About one in three American adults believe that, if abortion is illegal, women who have the procedure should serve jail time or pay a fine or do community service, according to a Pew Research Center study conducted in March. Men, white evangelicals and Republicans are among the most likely to believe that a woman should be punished, the study found.

They reflect an undercurrent of the anti-abortion movement that Donald J. Trump elevated in 2016, when he said that women who receive abortions should receive “some form of punishment” if the procedure were banned in the United States, before bipartisan outrage pushed him to recant.

Already, some prosecutors have used homicide and child-abuse laws to charge women for things like inducing abortion or experiencing miscarriage; about 1,300 women have faced such charges or arrests since 2006, according to National Advocates for Pregnant Women.

Ultimately, abolitionists believe they are fighting a holy Christian mission, answerable to the God they worship.

In their amicus brief, they wrote, “The court is not only bound by the text of the Constitution, but it is also bound by the limits on human civil authority revealed by God.”

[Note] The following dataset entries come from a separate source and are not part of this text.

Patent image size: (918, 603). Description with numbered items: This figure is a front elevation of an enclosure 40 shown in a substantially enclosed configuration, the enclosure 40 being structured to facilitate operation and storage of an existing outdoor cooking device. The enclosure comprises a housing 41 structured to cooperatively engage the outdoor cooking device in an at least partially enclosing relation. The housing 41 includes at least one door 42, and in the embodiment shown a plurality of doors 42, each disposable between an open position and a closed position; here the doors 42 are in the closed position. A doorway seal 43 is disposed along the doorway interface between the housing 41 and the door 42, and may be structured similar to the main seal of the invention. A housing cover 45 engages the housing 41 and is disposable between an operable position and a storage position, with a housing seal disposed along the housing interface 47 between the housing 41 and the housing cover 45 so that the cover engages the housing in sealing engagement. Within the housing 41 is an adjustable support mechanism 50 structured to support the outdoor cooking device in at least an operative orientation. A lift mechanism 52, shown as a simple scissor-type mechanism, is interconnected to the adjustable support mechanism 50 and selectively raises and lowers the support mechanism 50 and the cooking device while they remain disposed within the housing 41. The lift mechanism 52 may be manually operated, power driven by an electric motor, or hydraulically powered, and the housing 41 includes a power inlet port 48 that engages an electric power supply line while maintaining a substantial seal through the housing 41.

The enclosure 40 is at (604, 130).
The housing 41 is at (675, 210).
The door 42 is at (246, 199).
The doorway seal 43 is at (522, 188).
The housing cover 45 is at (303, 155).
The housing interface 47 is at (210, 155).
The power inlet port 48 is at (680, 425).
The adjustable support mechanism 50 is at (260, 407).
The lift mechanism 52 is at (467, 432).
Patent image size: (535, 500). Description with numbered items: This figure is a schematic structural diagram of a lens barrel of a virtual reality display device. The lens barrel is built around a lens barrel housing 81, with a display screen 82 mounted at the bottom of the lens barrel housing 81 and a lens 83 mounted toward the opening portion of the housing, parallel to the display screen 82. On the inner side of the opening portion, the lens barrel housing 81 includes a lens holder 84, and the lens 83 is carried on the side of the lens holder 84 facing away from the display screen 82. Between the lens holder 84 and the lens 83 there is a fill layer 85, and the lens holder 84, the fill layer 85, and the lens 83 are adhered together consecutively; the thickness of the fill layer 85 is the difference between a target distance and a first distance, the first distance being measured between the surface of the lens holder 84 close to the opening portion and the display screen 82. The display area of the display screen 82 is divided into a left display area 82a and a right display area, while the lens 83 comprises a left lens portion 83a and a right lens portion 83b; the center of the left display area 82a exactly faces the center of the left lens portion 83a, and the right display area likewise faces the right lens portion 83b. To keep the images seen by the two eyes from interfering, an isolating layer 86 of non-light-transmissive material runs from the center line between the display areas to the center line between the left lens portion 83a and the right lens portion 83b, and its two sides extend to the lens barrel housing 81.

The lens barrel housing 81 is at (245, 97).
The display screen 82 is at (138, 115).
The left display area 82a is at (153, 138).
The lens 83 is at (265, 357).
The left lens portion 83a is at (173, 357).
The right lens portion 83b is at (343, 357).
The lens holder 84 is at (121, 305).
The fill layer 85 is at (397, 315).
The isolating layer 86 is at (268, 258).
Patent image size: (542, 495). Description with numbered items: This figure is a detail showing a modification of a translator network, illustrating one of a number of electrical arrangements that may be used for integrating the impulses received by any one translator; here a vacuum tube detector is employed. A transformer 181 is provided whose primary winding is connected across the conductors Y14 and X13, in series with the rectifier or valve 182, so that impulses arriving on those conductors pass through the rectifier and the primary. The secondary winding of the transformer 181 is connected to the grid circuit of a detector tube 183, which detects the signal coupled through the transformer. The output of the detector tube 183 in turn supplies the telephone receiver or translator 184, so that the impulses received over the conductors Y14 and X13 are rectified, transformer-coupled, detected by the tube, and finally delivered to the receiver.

To stop a woman from entering an abortion clinic, you have about 15 seconds to make her change her mind, Mr. Durbin said, casually holding a yellow Yerba can in his Tempe, Ariz., office recently, and pointing to a stack of signs his team takes to clinics that say, “Babies are murdered here.”

Mr. Durbin is working to achieve abolitionist goals with a multipronged approach: evangelizing online and preaching at his church; training congregations on how to keep women from walking into an abortion clinic; and traveling to state legislatures to promote bills classifying abortion as homicide.Mr. Durbin attracts followers through his Apologia Studios YouTube channel in addition to his church. 

The article goes on to tell his story and some of his followers and they are truly pieces of work. There’s one woman who had an abortion when she was young and considers herself a murderer:

“What upsets me most is when the pro-life industry says that women are victims,” she said. “That means I don’t have to take responsibility for myself.”

She started to cry and took her head in her hands. “I’m so sorry,” she said.

She opened her laptop and read aloud from the Old Testament. The passage was about King Belshazzar of ancient Babylon, who was feasting when mysterious fingers of a hand wrote on the wall of his imminent destruction.

“They thought they were impregnable,” she said. Her voice grew shaky.

“Do you know what I did? I killed a baby. It doesn’t get any worse than that,” she said. “Because that is what we were created for. God created us to bear children. To carry them. That is a gift, that is not a curse. That is a gift. And we are special.”

She believed what her pastors taught, even if it meant she would face severe consequences.

“I took a life, I should give my life,” she said. If authorities were to come for her, “I would right now, I would absolutely go to court and say, ‘Yeah, I am a sinner, I did it.’ And if that was my punishment, I would take it.”

After what we’ve seen these last few years do you think these people will remain fringe for long? After all, millions of people embraced the claim that Hillary Clinton, Oprah Winfrey and Tom Hanks were running a child sex trafficking ring out of a pizza parlor. Why wouldn’t the extremist right go here? It’s what they really believe.